The conversation on road safety must, therefore, go beyond crash prevention and include post-crash care, which is a crucial part of public health.
India has made visible improvements in vehicle safety norms, expressway construction and helmet or seatbelt campaigns, yet the NCRB data shows that safety still needs to be central to transport planning. Strengthening outcomes requires interventions that are practical and evidence-based. Mandatory speed-calming measures on rural roads, such as rumble strips, slow zones and raised crossings, can reduce high-speed crashes.
A graduated driver licensing system can help address the higher risks faced by young or inexperienced riders and drivers. A time-bound national programme to fix blackspots, supported by public dashboards, would ensure accountability. Artificial intelligence (AI)-based enforcement should detect speeding and lane violations while incorporating strong privacy safeguards.
Urban planning needs to prioritise pedestrians by ensuring regular crossings, protected school zones, wider footpaths and universal accessibility, consistent with global vulnerable road user frameworks. Financial support for certified helmets, especially for low-income riders and delivery workers, can reduce preventable deaths. Trauma care must also improve through faster establishment of trauma centres in underserved districts and a single, reliable national emergency helpline that works effectively in rural areas.
The government has shown a strong commitment to expanding road networks. Directing similar attention to road safety can help India reverse the fatality trend with adopted targeted policy reforms.
India’s transportation ecosystem is a symbol of economic aspiration. However, mobility without safety cannot be the benchmark of progress. Roads should enable opportunity, not extract a human toll. Every life lost to an avoidable accident represents a family changed forever and a reminder that infrastructure and human wellbeing must be planned together.

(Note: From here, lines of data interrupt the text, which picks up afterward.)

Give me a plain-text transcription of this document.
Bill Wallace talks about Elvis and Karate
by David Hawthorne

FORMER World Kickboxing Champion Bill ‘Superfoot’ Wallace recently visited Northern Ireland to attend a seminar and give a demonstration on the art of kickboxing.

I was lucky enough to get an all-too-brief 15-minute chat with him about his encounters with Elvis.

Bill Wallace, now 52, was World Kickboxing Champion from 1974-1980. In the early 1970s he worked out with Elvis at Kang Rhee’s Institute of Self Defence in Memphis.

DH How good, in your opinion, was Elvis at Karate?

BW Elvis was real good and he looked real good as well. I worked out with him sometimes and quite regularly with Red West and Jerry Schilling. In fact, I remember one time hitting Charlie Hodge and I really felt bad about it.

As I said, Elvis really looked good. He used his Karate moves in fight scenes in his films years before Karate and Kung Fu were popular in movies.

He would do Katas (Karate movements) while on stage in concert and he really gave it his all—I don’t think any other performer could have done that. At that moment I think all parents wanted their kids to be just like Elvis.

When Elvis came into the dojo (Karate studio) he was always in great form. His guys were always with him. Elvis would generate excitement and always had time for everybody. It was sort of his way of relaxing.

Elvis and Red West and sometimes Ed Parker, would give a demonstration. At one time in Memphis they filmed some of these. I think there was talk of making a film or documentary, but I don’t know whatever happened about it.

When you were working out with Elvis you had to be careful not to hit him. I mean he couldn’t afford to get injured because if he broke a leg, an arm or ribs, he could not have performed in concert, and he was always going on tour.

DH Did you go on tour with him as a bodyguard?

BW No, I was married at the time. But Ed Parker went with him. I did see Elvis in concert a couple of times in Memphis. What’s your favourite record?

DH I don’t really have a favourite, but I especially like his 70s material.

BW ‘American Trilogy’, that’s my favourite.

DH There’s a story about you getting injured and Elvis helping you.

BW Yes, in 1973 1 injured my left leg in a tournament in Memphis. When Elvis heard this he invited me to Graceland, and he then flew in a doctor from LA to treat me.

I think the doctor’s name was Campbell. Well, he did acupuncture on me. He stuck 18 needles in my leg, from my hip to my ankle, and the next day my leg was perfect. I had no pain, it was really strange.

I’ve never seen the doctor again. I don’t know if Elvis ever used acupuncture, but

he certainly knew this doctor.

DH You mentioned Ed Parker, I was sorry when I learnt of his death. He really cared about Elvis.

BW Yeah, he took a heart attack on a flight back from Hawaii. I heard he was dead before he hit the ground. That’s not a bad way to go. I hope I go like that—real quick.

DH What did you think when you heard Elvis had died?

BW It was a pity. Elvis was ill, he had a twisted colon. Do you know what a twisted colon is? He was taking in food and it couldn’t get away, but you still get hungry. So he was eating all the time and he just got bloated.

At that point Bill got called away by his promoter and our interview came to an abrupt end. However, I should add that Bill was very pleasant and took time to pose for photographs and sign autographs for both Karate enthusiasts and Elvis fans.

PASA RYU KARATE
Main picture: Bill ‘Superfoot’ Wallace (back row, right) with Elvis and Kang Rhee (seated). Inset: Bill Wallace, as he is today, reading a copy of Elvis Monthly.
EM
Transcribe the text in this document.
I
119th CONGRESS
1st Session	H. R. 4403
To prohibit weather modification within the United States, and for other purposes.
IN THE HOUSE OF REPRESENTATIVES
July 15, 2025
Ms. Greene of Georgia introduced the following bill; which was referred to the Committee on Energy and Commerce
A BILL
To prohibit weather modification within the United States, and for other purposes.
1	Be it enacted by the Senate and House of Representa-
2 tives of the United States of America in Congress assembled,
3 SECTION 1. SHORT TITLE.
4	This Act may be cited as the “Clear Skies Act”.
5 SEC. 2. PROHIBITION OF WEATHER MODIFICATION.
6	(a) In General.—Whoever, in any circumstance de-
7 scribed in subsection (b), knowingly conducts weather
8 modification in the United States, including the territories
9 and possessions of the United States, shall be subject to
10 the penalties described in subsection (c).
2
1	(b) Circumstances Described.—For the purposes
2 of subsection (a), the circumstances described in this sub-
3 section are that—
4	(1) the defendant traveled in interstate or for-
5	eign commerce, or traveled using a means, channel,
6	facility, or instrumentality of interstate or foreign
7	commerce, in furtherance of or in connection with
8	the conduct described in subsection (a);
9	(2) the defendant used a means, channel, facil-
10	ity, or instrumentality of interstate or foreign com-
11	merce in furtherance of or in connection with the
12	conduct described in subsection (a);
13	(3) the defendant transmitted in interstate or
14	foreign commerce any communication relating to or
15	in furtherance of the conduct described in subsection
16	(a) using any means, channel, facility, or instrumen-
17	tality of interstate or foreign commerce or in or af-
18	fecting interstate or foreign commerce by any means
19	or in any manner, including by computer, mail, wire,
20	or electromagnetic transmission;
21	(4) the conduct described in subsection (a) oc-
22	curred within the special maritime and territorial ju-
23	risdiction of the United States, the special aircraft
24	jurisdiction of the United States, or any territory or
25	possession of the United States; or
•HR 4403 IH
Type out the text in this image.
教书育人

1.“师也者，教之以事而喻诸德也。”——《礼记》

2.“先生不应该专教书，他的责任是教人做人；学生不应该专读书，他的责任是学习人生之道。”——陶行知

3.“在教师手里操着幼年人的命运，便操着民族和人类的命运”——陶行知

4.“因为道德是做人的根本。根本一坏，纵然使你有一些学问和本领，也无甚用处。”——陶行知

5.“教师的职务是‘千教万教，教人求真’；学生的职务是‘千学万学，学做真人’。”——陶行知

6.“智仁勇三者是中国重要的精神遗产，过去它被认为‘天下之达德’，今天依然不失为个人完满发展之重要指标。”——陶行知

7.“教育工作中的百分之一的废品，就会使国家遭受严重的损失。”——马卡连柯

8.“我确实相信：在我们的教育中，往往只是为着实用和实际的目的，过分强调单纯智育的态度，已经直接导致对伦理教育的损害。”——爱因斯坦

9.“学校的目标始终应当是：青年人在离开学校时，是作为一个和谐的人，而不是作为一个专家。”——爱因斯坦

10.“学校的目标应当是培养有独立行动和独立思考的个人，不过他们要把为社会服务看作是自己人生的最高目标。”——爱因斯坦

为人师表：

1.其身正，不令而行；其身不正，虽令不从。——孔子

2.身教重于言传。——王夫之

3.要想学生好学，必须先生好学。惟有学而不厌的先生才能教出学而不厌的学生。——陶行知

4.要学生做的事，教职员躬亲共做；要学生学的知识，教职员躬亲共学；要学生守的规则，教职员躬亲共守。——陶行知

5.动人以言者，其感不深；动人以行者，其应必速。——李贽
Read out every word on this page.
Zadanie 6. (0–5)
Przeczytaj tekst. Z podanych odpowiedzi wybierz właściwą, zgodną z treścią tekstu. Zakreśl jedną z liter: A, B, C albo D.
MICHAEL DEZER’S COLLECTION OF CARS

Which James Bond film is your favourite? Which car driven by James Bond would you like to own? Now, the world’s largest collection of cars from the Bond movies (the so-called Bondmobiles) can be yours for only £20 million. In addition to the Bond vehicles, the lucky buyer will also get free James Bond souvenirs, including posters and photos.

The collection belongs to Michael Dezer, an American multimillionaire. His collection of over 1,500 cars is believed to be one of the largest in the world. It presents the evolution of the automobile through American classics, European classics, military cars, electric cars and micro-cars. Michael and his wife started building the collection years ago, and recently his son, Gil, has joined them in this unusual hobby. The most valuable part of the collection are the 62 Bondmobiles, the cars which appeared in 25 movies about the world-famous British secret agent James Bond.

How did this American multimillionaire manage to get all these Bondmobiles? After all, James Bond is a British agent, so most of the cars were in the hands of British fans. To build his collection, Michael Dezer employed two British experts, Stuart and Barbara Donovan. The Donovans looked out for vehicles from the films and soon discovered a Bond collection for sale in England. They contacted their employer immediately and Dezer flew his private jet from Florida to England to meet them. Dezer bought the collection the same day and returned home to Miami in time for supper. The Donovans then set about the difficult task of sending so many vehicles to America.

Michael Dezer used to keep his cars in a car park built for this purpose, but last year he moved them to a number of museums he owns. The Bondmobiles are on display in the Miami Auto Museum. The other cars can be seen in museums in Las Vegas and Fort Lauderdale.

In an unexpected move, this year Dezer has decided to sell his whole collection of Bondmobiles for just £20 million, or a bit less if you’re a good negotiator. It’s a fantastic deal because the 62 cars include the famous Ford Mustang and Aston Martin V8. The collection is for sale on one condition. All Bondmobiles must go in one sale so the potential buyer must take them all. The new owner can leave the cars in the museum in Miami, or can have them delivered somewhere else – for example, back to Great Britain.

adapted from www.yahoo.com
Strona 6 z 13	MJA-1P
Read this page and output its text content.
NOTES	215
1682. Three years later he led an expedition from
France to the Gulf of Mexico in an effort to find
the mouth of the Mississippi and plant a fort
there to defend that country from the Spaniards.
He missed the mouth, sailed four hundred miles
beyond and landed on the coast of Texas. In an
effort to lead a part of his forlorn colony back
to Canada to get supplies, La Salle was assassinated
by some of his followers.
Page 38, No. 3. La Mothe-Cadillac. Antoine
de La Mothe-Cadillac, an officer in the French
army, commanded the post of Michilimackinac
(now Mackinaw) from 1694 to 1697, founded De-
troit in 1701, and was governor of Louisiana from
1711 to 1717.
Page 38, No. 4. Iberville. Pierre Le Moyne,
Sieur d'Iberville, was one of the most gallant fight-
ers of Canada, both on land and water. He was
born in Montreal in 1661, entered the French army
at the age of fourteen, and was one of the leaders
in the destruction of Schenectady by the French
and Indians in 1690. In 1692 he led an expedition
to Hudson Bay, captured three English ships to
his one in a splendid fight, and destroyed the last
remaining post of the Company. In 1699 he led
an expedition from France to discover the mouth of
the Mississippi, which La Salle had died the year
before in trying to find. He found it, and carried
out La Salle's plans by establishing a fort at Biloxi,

The NCRB report should not be read simply as a statistical document. It should be regarded as a call for government responsibility, because only the government can set nationwide standards, enforce laws, design safer roads, regulate vehicles and ensure reliable emergency care.
A safe transport system depends on strong policies, consistent monitoring and equitable investment across both urban and rural regions. Once the government provides this foundation, other stakeholders can act more effectively.
Road engineers can design with safety as a primary goal, law enforcement can implement rules fairly, schools can educate children on safe behaviour and communities can build a culture that values responsible driving. Families, civil society and the private sector all have important roles, but their efforts must revolve around a system shaped and enabled by government leadership. India can achieve meaningful road safety, but it requires steady national commitment supported by aligned action from every stakeholder.